Sir John Everett Millais‘ Christus im Haus seiner Eltern, auch The Carpenter’s Shop genannt, wurde zwischen 1849 und 1850 gemalt. Das Öl auf Leinwand misst 86,4 cm × 139,7 cm und befindet sich in der Tate Britain in London, England. Das Museum erwarb das Werk im Jahr 1921. Es ist in einen ornamentalen, vergoldeten Rahmen mit Giebel eingefasst.
John Everett Millais Biografie
John Everett Millais lebte von 1829-1896. Millais wurde in Southampton, Hampshire in England geboren und starb in London, England. Millais war einer der drei Begründer der Präraffaeliten und ist vor allem für seine Gemälde Ophelia und Christus im Haus seiner Eltern bekannt. Bereits im Alter von 11 Jahren wurde Millais in den Kunstunterricht an der Royal Academy aufgenommen. Dort lernte er Dante Gabriel Rossetti (1828-1882) und William Holman Hunt (1827-1910) kennen und half 1848 bei der Gründung der Präraffaelitischen Bruderschaft. Die Präraffaeliten versuchten, die Kunst des Mittelalters und der Renaissance vor Rapheal (1483-1520) nachzuahmen.

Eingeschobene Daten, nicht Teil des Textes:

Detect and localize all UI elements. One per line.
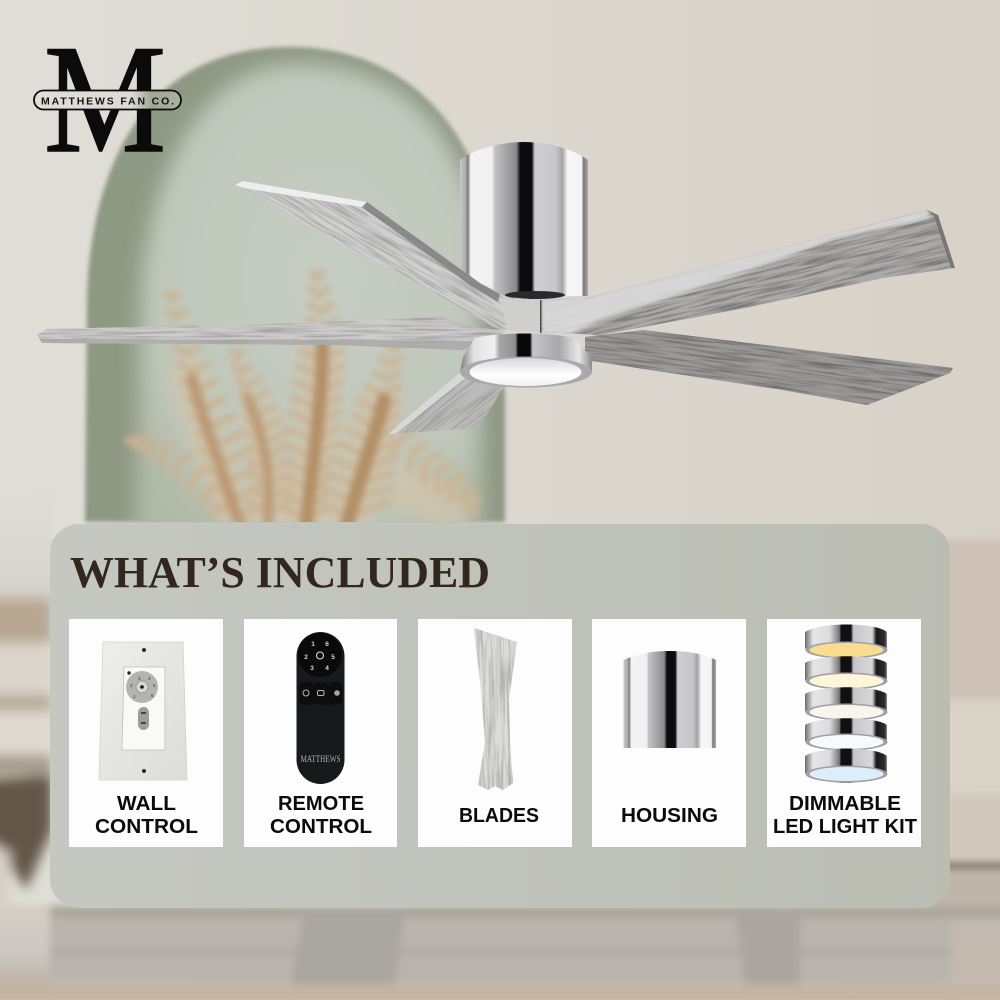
icon: wall control: 4 [148, 676, 151, 681]
icon: wall control: 3 [138, 676, 141, 681]
logo name pill [34, 90, 181, 110]
long left blade [37, 317, 506, 350]
icon: wall control: 2 [130, 683, 133, 688]
panel background [50, 524, 950, 908]
card: blades [418, 614, 572, 847]
card: remote control [244, 619, 397, 847]
icon: remote: 3 [310, 665, 314, 672]
blurred floor and table [0, 905, 1000, 1000]
icon: remote: 6 [325, 641, 329, 648]
motor housing [460, 142, 588, 299]
label: DIMMABLE [789, 792, 901, 815]
icon: remote: MATTHEWS [300, 754, 340, 764]
card: wall control: CONTROL [95, 815, 198, 838]
label: BLADES [459, 804, 539, 827]
icon: LED ring soft white [805, 687, 888, 720]
logo: Matthews Fan Co. [34, 13, 181, 185]
light kit ring [460, 334, 592, 388]
label: WALL [117, 792, 176, 815]
blurred sofa and cushion at left [0, 440, 52, 910]
card: wall control [69, 619, 223, 847]
ceiling fan [37, 142, 955, 434]
card: dimmable LED light kit [767, 619, 921, 847]
LED light [470, 358, 582, 386]
icon: wall control: 6 [151, 693, 154, 698]
icon: wall control: 1 [133, 694, 136, 699]
blade bracket seam [540, 300, 542, 333]
label: HOUSING [621, 804, 718, 827]
icon: LED ring warm cream [805, 656, 888, 690]
icon: remote: 2 [304, 654, 308, 661]
logo name text: MATTHEWS FAN CO. [41, 96, 174, 108]
pampas grass [128, 273, 478, 530]
icon: LED ring cool white [805, 718, 888, 750]
icon: LED ring daylight blue [805, 748, 888, 783]
upper right blade [542, 210, 955, 335]
icon: remote: 5 [331, 654, 335, 661]
icon: housing [624, 651, 716, 748]
icon: remote: 1 [311, 641, 315, 648]
label: REMOTE [278, 792, 364, 815]
arch shape [85, 47, 505, 522]
icon: LED ring warm amber [805, 624, 888, 658]
heading: WHAT’S INCLUDED [70, 548, 490, 597]
bottom left blade [388, 372, 504, 434]
icon: wall control [99, 642, 187, 780]
card: remote control: CONTROL [270, 815, 372, 838]
lower right blade [585, 330, 953, 405]
arched green niche with pampas [85, 47, 505, 540]
icon: remote: 4 [325, 665, 329, 672]
icon: blade [474, 628, 517, 790]
card: housing [592, 619, 746, 847]
upper left blade [236, 181, 540, 332]
card: dimmable LED light kit: LED LIGHT KIT [773, 815, 917, 838]
logo monogram M: M [44, 13, 166, 185]
blurred sofa at right [930, 540, 1000, 930]
icon: wall control: 5 [153, 683, 156, 688]
panel: what's included [50, 524, 950, 908]
icon: remote [296, 632, 344, 784]
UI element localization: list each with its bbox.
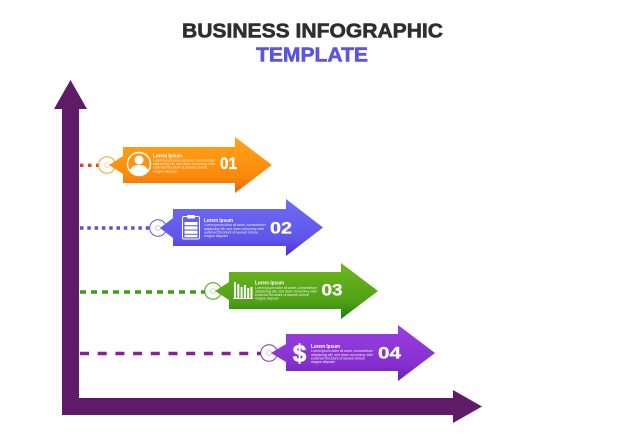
text 03: Lorem ipsum dolor sit amet, consectetuer (255, 286, 318, 290)
dashed connector 4 (80, 352, 261, 355)
text 02: Lorem ipsum dolor sit amet, consectetuer (204, 223, 267, 227)
arrow 01 (109, 137, 272, 193)
text 03: Lorem Ipsum (255, 280, 285, 286)
axes arrow (54, 80, 482, 423)
text 01: euismod tincidunt ut laoreet dolore (153, 166, 207, 170)
number 02: 02 (270, 220, 292, 238)
text 02: adipiscing elit, sed diam nonummy nibh (204, 227, 264, 231)
text 02: Lorem Ipsum (204, 218, 234, 224)
text 04: euismod tincidunt ut laoreet dolore (311, 356, 365, 360)
number 01: 01 (220, 155, 237, 173)
dotted connector 1 (80, 164, 99, 167)
arrow 03 (215, 263, 378, 319)
title: TEMPLATE (256, 44, 368, 66)
text 01: Lorem Ipsum (153, 154, 183, 160)
text 02 (204, 218, 267, 238)
text 04: magna aliquam (311, 360, 335, 364)
icon: person (128, 152, 150, 176)
step 04 (261, 325, 435, 381)
text 01: magna aliquam (153, 169, 177, 173)
dotted connector 2 (80, 226, 150, 230)
number 04: 04 (378, 344, 402, 362)
text 01 (153, 154, 216, 173)
step 01 (99, 137, 272, 193)
title (182, 20, 443, 66)
text 02: magna aliquam (204, 234, 228, 238)
text 01: adipiscing elit, sed diam nonummy nibh (153, 162, 215, 166)
arrow 02 (160, 199, 323, 256)
icon: dollar sign: $ (293, 340, 307, 368)
text 04: adipiscing elit, sed diam nonummy nibh (311, 353, 373, 357)
text 01: Lorem ipsum dolor sit amet, consectetuer (153, 158, 216, 162)
text 04: Lorem Ipsum (311, 344, 341, 350)
icon: clipboard (182, 215, 200, 239)
arrow 04 (271, 325, 435, 381)
step 02 (150, 199, 323, 256)
text 04: Lorem ipsum dolor sit amet, consectetuer (311, 349, 374, 353)
text 03: adipiscing elit, sed diam nonummy nibh (255, 289, 317, 293)
text 03: magna aliquam (255, 297, 279, 301)
text 03 (255, 280, 318, 301)
text 03: euismod tincidunt ut laoreet dolore (255, 293, 309, 297)
text 02: euismod tincidunt ut laoreet dolore (204, 230, 258, 234)
number 03: 03 (322, 282, 342, 300)
step 03 (205, 263, 378, 319)
text 04 (311, 344, 374, 364)
icon: bar chart (233, 282, 253, 299)
dashed connector 3 (80, 290, 205, 294)
title: BUSINESS INFOGRAPHIC (182, 20, 443, 42)
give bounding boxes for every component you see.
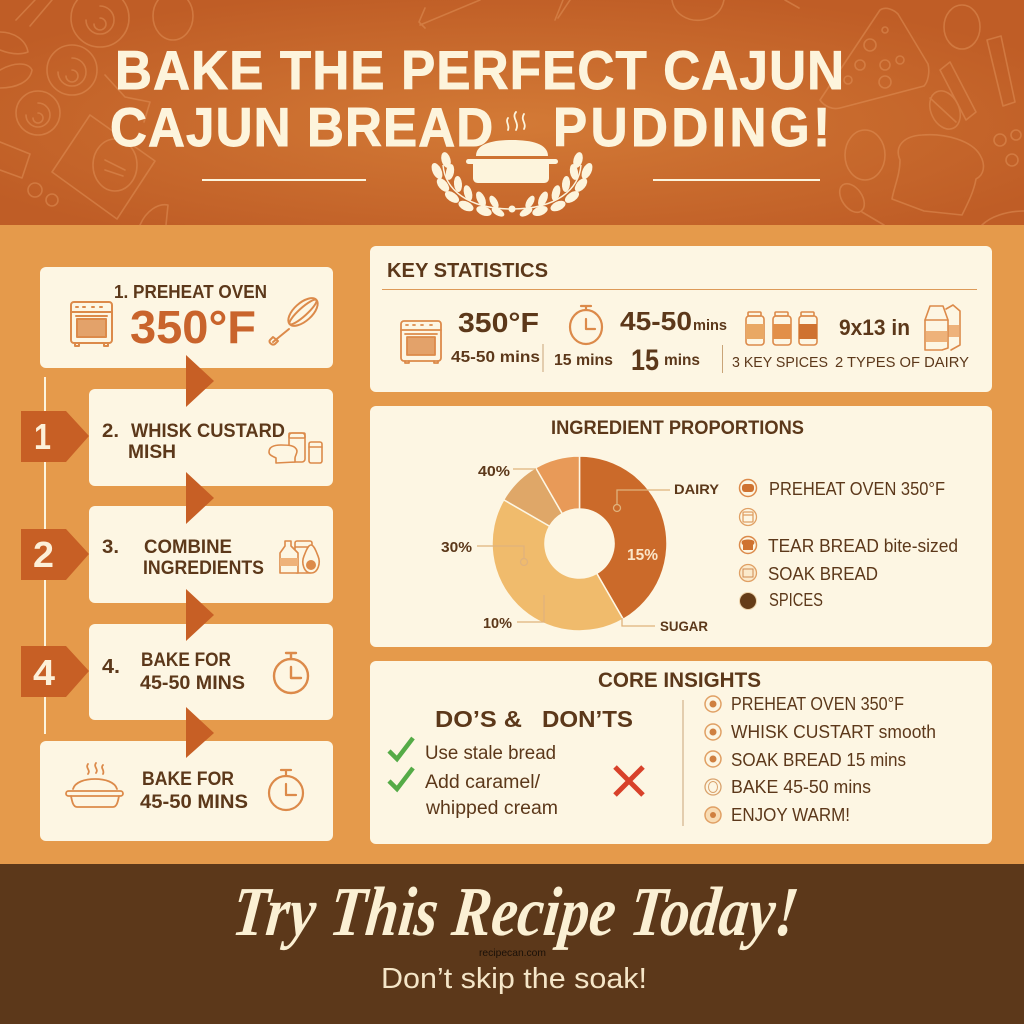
icon: spice jars (746, 312, 817, 345)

Daher idealisierten sie ihre Kompositionen nicht, sondern konzentrierten sich darauf, die Natur mit religiöser Inbrunst nachzuahmen.
Millais erntete für seine Werke sowohl wohlwollende als auch harsche Kritik. Der Schriftsteller Charles Dickens (1812-1870) war bekanntlich gegen Millais‘ Gemälde, während John Ruskin (1819-1900) anfangs ein großer Befürworter war. Millais heiratete jedoch Euphemia (Effie) Gray (1828-1897), nachdem ihre Ehe mit Ruskin annulliert worden war. Die Heirat sorgte für einen kleinen Skandal, da sich Gray und Millais während einer Reise, die Millais mit dem Paar nach Schottland unternahm, um Ruskins Porträt zu malen, ineinander verliebten. Millais und Gray hatten acht Kinder.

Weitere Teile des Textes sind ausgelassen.